The GDELT Project

At-Scale OCR Of Television News: 18.8 Billion Seconds Of Global Television News OCR'd For $71K Vs $47M

We are tremendously excited to announce today that in collaboration with the Internet Archive's Television News Archive, we have completed full-screen OCR over the complete Archive spanning more than 300 channels from 50 countries on 5 continents over the past quarter-century, totaling 18.8 billion total seconds of airtime (314M minutes / 5.24M hours) over 7.6 million broadcasts in what we believe to be one of the largest multilingual OCR initiatives ever applied to global television news. This enormous initiative was only possible due to a powerfully innovative new OCR workflow based on GCP's Cloud Vision AI API that reduced the cost from $47.14M to just $71,236. Had we OCR'd the entire archive through GCP Cloud Video, it would have cost $47.14M ($0.15/min) (though with per-frame results rather than per-second), while OCR'ing the videos as 1fps still frames through Cloud Vision would have cost $11.32M ($1.50/1000 images for the first 5M images, then $0.60/1000 images).
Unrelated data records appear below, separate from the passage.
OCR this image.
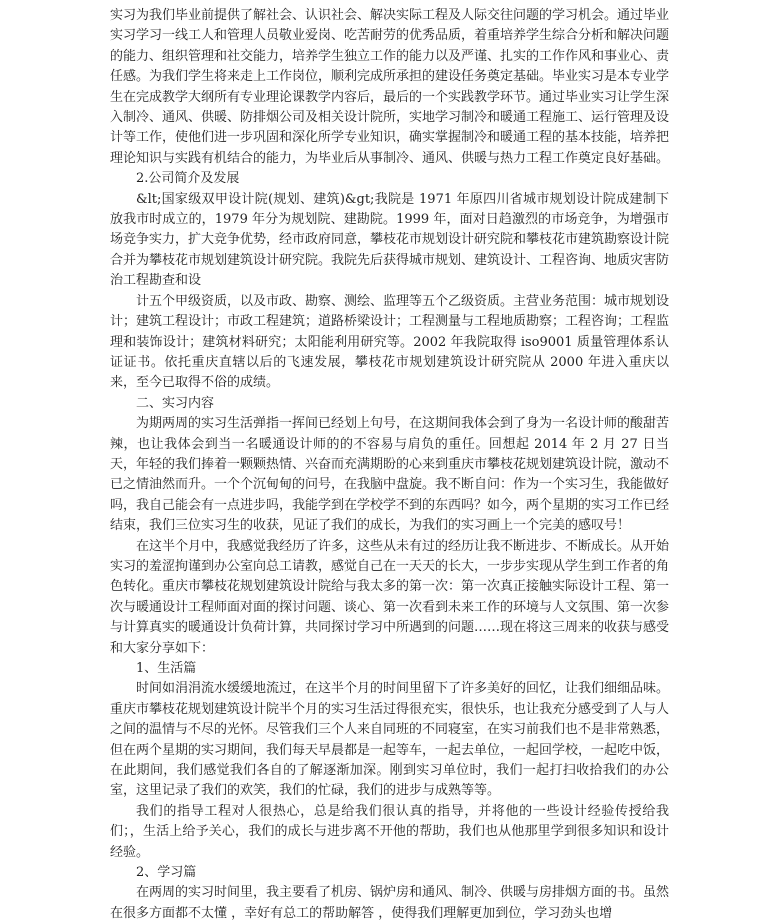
实习为我们毕业前提供了解社会、认识社会、解决实际工程及人际交往问题的学习机会。通过毕业实习学习一线工人和管理人员敬业爱岗、吃苦耐劳的优秀品质，着重培养学生综合分析和解决问题的能力、组织管理和社交能力，培养学生独立工作的能力以及严谨、扎实的工作作风和事业心、责任感。为我们学生将来走上工作岗位，顺利完成所承担的建设任务奠定基础。毕业实习是本专业学生在完成教学大纲所有专业理论课教学内容后，最后的一个实践教学环节。通过毕业实习让学生深入制冷、通风、供暖、防排烟公司及相关设计院所，实地学习制冷和暖通工程施工、运行管理及设计等工作，使他们进一步巩固和深化所学专业知识，确实掌握制冷和暖通工程的基本技能，培养把理论知识与实践有机结合的能力，为毕业后从事制冷、通风、供暖与热力工程工作奠定良好基础。

2.公司简介及发展

&lt;国家级双甲设计院(规划、建筑)&gt;我院是 1971 年原四川省城市规划设计院成建制下放我市时成立的，1979 年分为规划院、建勘院。1999 年，面对日趋激烈的市场竞争，为增强市场竞争实力，扩大竞争优势，经市政府同意，攀枝花市规划设计研究院和攀枝花市建筑勘察设计院合并为攀枝花市规划建筑设计研究院。我院先后获得城市规划、建筑设计、工程咨询、地质灾害防治工程勘查和设

计五个甲级资质，以及市政、勘察、测绘、监理等五个乙级资质。主营业务范围：城市规划设计；建筑工程设计；市政工程建筑；道路桥梁设计；工程测量与工程地质勘察；工程咨询；工程监理和装饰设计；建筑材料研究；太阳能利用研究等。2002 年我院取得 iso9001 质量管理体系认证证书。依托重庆直辖以后的飞速发展，攀枝花市规划建筑设计研究院从 2000 年进入重庆以来，至今已取得不俗的成绩。

二、实习内容

为期两周的实习生活弹指一挥间已经划上句号，在这期间我体会到了身为一名设计师的酸甜苦辣，也让我体会到当一名暖通设计师的的不容易与肩负的重任。回想起 2014 年 2 月 27 日当天，年轻的我们捧着一颗颗热情、兴奋而充满期盼的心来到重庆市攀枝花规划建筑设计院，激动不已之情油然而升。一个个沉甸甸的问号，在我脑中盘旋。我不断自问：作为一个实习生，我能做好吗，我自己能会有一点进步吗，我能学到在学校学不到的东西吗？如今，两个星期的实习工作已经结束，我们三位实习生的收获，见证了我们的成长，为我们的实习画上一个完美的感叹号！

在这半个月中，我感觉我经历了许多，这些从未有过的经历让我不断进步、不断成长。从开始实习的羞涩拘谨到办公室向总工请教，感觉自己在一天天的长大，一步步实现从学生到工作者的角色转化。重庆市攀枝花规划建筑设计院给与我太多的第一次：第一次真正接触实际设计工程、第一次与暖通设计工程师面对面的探讨问题、谈心、第一次看到未来工作的环境与人文氛围、第一次参与计算真实的暖通设计负荷计算，共同探讨学习中所遇到的问题……现在将这三周来的收获与感受和大家分享如下：

1、生活篇

时间如涓涓流水缓缓地流过，在这半个月的时间里留下了许多美好的回忆，让我们细细品味。重庆市攀枝花规划建筑设计院半个月的实习生活过得很充实，很快乐，也让我充分感受到了人与人之间的温情与不尽的光怀。尽管我们三个人来自同班的不同寝室，在实习前我们也不是非常熟悉，但在两个星期的实习期间，我们每天早晨都是一起等车，一起去单位，一起回学校，一起吃中饭，在此期间，我们感觉我们各自的了解逐渐加深。刚到实习单位时，我们一起打扫收拾我们的办公室，这里记录了我们的欢笑，我们的忙碌，我们的进步与成熟等等。

我们的指导工程对人很热心，总是给我们很认真的指导，并将他的一些设计经验传授给我们；，生活上给予关心，我们的成长与进步离不开他的帮助，我们也从他那里学到很多知识和设计经验。

2、学习篇

在两周的实习时间里，我主要看了机房、锅炉房和通风、制冷、供暖与房排烟方面的书。虽然在很多方面都不太懂 ，幸好有总工的帮助解答 ，使得我们理解更加到位，学习劲头也增
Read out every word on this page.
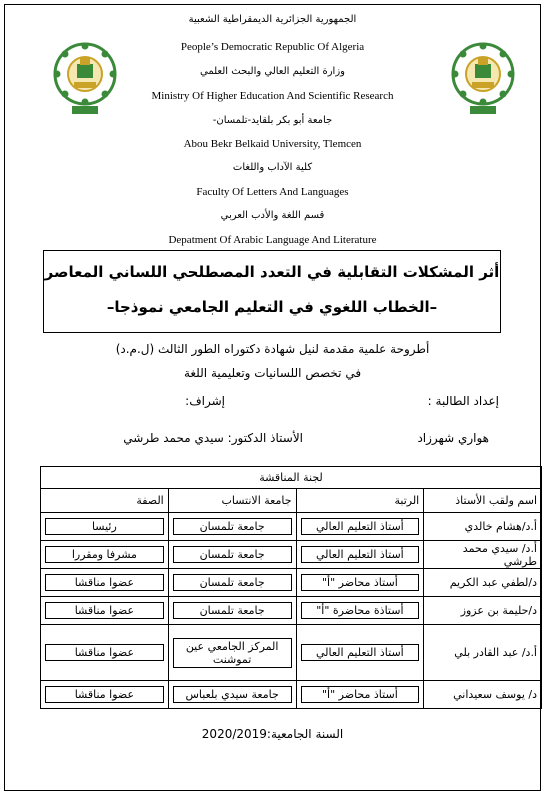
الجمهورية الجزائرية الديمقراطية الشعبية
People’s Democratic Republic Of Algeria
وزارة التعليم العالي والبحث العلمي
Ministry Of Higher Education And Scientific Research
جامعة أبو بكر بلقايد-تلمسان-
Abou Bekr Belkaid University, Tlemcen
كلية الآداب واللغات
Faculty Of Letters And Languages
قسم اللغة والأدب العربي
Depatment Of Arabic Language And Literature
أثر المشكلات التقابلية في التعدد المصطلحي اللساني المعاصر
–الخطاب اللغوي في التعليم الجامعي نموذجا–
أطروحة علمية مقدمة لنيل شهادة دكتوراه الطور الثالث (ل.م.د)
في تخصص اللسانيات وتعليمية اللغة
إعداد الطالبة :
إشراف:
هواري شهرزاد
الأستاذ الدكتور: سيدي محمد طرشي
لجنة المناقشة			
اسم ولقب الأستاذ	الرتبة	جامعة الانتساب	الصفة
أ.د/هشام خالدي	أستاذ التعليم العالي	جامعة تلمسان	رئيسا

أ.د/ سيدي محمد طرشي	أستاذ التعليم العالي	جامعة تلمسان	مشرفا ومقررا

د/لطفي عبد الكريم	أستاذ محاضر "أ"	جامعة تلمسان	عضوا مناقشا

د/حليمة بن عزوز	أستاذة محاضرة "أ"	جامعة تلمسان	عضوا مناقشا

أ.د/ عبد القادر بلي	أستاذ التعليم العالي	المركز الجامعي عين تموشنت	عضوا مناقشا

د/ يوسف سعيداني	أستاذ محاضر "أ"	جامعة سيدي بلعباس	عضوا مناقشا
السنة الجامعية:2020/2019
Instead, using our powerful new montage workflow, we were able to OCR all 18.8 billion 1fps frames through just 123.73 million montage frames, reducing the final cost to just $71,236. We are currently analyzing the massive resulting archive of OCR JSON annotation files produced and over the coming weeks will be reporting our first statistics and initial analyses from this vast archive. It is a truly incredible testament to the groundbreaking potential of modern computer vision AI systems that through a creative and novel workflow we were able to OCR the entire 18.8-billion-second TV News Archive for the first time in its quarter-century history and do so for just $71,236.